Epicurious in fact says it already has the evidence to show that “When given an alternative to beef, American cooks get hungry.” The site actually stopped publishing beef recipes on the down-low a year ago and made the effort during the summer barbecue season to promote recipes centring vegetables rather than animals. The significance of this quiet reorientation around plant-based foods, especially at a time when it is traditional for animal flesh to be the focus of meals, is that it doesn’t make them something alien or something you have to seek out especially. In short, it normalises vegetables. Another great move that Epicurious and other recipe sites could make to this end would be to have all their plant-based meals as the default and have a special tab for the meaty recipes instead.

But, as noted by David Tamarkin and Maggie Hoffman, who wrote the Epicurious announcement, “eschewing beef is not a silver bullet.” They point out that cows are a much less efficient food source than beans, and rather less efficient than chicken or pork. They then note that “All ruminant animals (like sheep and goats) have significant environmental costs, and there are problems with chicken, seafood, soy, and almost every other ingredient.”

There are some problems with all this. Chicken has been promoted as a less impactful alternative than cow for years, but the subsequent increase in demand for chicken has massively increased the amount of animals suffering and being slaughtered for food globally. Chicken farming also has its own awful environmental impacts, including enormous volumes of waste that pollute surrounding environments, being a clear risk for deadly strains of avian flu to jump from chickens to humans, and becoming a key driver of deforestation to grow soy for chicken feed. The way that Hoffman and Tamarkin acknowledge the problems with ingredients other than beef, probably unintentionally, seems to put the impacts of soy on par with that of chicken, when it is in fact the chicken industry that is helping to make soy so damaging.

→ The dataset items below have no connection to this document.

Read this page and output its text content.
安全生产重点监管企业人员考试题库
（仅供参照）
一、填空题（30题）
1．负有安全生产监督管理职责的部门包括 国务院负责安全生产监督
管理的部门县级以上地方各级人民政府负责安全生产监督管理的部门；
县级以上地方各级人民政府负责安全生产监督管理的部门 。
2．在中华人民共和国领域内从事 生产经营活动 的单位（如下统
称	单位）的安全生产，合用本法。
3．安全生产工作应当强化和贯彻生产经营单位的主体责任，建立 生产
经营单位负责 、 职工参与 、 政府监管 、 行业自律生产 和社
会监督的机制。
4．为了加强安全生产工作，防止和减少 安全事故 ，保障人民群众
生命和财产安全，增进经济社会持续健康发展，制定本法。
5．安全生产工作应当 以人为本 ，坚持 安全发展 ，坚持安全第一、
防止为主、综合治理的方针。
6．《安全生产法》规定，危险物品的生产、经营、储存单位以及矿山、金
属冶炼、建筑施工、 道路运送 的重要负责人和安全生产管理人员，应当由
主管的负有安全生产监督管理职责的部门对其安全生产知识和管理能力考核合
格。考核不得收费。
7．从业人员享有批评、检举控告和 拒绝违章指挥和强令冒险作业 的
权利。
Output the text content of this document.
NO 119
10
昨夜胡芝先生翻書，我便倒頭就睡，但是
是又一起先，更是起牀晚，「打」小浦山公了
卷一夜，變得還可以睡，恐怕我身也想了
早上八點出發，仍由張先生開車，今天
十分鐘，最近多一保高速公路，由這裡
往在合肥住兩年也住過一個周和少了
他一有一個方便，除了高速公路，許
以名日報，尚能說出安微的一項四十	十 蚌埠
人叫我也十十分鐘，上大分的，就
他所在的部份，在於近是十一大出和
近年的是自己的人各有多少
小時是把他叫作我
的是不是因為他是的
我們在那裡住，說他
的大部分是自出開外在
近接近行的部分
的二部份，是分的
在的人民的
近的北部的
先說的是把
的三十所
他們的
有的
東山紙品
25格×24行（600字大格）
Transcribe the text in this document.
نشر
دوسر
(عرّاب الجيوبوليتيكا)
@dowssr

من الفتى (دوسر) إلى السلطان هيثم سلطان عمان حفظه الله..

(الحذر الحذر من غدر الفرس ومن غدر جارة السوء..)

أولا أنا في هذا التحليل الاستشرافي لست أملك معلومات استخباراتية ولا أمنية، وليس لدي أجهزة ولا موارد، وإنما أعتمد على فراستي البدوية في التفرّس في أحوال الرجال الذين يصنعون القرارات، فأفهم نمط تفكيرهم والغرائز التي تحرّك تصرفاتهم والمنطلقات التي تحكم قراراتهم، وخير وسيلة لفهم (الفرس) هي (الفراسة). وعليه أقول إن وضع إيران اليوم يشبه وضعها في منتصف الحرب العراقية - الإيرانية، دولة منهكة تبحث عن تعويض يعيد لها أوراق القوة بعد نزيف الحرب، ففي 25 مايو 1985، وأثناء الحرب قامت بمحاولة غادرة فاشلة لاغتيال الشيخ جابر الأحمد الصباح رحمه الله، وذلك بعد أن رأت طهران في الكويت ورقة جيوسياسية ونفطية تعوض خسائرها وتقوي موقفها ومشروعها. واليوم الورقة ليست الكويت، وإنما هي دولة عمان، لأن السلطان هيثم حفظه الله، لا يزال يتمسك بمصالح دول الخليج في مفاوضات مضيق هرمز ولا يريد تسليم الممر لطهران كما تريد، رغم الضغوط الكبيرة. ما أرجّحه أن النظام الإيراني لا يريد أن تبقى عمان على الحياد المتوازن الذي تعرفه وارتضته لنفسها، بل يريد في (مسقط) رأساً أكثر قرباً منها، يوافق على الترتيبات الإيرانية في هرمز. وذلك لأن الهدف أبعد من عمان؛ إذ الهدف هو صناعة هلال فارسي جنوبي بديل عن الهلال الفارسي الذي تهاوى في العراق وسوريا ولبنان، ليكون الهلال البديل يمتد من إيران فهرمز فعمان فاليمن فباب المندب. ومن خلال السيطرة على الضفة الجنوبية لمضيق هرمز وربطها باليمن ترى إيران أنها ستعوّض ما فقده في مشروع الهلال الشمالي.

All this, as NYU’s Jeff Sebo pointed out, indicates that there is a problem with looking at the climate impacts of animal agriculture in isolation. Those impacts need to be considered in tandem with animal justice and global health. Plant-based foods are the best way to address those three issues together.

Still, Epicurious put itself in the firing line of America’s meat lovers and seems to be standing its ground, and for that it is to be applauded.


Claire Hamlett is a freelance journalist, writer and regular contributor at Surge. Based in Oxford, UK, Claire tells stories that challenge systemic exploitation of and disregard for animals and the environment and that point to a better way of doing things.